Odd Week of News and Notes
An odd week of news and notes. Truth be told, there is not a lot that I am really motivated to write about, but there were a number of noteworthy articles and videos during the week. Here is my run down of things I read or watched during the week:
1. About mid week I started to see all these hits on my blog from Networkworld. Jim Duffy had listed my blog on a list of useful Cisco blogs. Kind of cool and thanks to Jim. With that maybe I should write something about Cisco.
2. Here is a link to an interview that John Chambers did with Reuters. At the ~4 min mark he talks about market and technology (~7 min mark) transitions, the next big thing, etc. I really have to wonder what transitions they have organically caught over the years? The Flip phone? No. Cable business? No, they bought that in the form of SA. I think Cisco is a sales machine, but they bought Crescendo and rolled up the switching market in mid-1990s. They bought Webex, they bought SA, bought a bunch of optical companies that were a disaster. They buy a lot of companies, they are not innovators and they do not catch market transitions. They buy technology and market transitions. There is nothing wrong with that, but the company is not visionary in nature. They wait till customers tell them to buy into a market in the form of a company. As for what customers think of Cisco, this article is on a general level representative of what I hear in the market.

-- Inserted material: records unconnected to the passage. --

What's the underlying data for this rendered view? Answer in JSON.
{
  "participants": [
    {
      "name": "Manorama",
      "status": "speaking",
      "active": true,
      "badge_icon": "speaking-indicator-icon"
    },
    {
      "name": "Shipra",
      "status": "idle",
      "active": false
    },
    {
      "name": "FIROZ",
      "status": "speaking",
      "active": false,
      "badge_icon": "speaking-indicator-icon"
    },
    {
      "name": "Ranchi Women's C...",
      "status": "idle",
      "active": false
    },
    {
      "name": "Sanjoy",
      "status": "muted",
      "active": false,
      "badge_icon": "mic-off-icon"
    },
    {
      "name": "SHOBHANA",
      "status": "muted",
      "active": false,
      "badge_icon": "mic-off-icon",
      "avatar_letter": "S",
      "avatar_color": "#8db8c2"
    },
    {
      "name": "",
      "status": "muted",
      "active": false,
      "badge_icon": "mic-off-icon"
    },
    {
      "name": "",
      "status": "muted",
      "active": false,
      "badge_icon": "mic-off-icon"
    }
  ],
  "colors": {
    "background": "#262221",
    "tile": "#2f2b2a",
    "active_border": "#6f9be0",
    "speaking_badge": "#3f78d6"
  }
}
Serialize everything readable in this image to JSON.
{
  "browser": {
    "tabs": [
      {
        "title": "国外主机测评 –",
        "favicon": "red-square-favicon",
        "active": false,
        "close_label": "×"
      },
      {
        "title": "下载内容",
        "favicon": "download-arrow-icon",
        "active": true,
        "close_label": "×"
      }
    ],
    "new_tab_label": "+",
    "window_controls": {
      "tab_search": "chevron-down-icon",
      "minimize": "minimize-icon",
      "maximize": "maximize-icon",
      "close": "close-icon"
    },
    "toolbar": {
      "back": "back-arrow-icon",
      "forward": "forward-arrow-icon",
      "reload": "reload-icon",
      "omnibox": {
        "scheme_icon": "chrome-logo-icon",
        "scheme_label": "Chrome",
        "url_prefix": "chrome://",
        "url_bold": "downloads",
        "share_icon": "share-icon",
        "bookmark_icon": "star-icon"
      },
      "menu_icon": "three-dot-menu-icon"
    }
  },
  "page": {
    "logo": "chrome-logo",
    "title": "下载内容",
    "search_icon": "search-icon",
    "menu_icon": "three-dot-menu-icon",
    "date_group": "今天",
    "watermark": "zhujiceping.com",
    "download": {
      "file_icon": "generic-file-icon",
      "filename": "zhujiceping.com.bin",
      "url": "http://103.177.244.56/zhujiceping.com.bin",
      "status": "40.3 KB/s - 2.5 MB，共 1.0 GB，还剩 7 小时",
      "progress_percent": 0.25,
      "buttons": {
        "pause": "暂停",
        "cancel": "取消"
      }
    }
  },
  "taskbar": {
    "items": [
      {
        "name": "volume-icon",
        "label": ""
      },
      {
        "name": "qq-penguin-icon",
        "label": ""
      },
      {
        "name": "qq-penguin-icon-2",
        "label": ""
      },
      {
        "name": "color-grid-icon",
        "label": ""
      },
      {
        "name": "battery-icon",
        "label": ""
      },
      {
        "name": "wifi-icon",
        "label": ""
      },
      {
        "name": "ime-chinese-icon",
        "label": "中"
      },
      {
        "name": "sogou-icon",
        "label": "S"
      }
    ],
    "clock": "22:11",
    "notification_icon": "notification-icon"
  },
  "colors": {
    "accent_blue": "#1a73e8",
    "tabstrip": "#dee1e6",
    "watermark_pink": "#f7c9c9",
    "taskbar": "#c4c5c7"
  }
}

3. Yesterday I read this article on SDN. Speaking of Cisco, it is full of quotes from Cisco:
The operative word in the term software defined network isn’t software. It’s defined, said David Yen, senior vice president and general manager for Cisco’s data center group. He said networks need to be defined by the applications that are using them. “It’s a change in perspective,” Yen said. ‘It’s really an evolution of this art of networking intelligence. And furthermore, a lot of the SDN idea is actually blending in some of the functions and features that traditional data center management software is doing. People are turning their attention more and more to the application perspective,” Yen said. “For the ease of developing applications and for the ease and effectiveness of deploying applications, it’s the right time for the underlying infrastructure to serve whatever the application desires.”
From Plexxi’s perspective, it is really great to read senior leaders at the marquee name in the industry adopting our view. We agree that networks need to be defined by the applications that use them, rather than those pesky distributed protocols trying to figure out state and we certainly think that the underlying network infrastructure should be reflective of the application requirements.
4. Sounds like a tough week for the Juniper QFabric team if this article is correct.
5. Did I mention that Plexxi was listed as a hot startup by the WSJ? Yea…#12.
Wrapping up what I wrote: Cisco does not get market transitions, they buy them. Cisco SVP of Data centers thinks SDN is about applications. Juniper QFabric team downsized. Plexxi next big thing and we think that applications matter, and the NFL finally fixed the mess and Goodell should not be back or I should get a refund for 3/16ths of my season tickets value.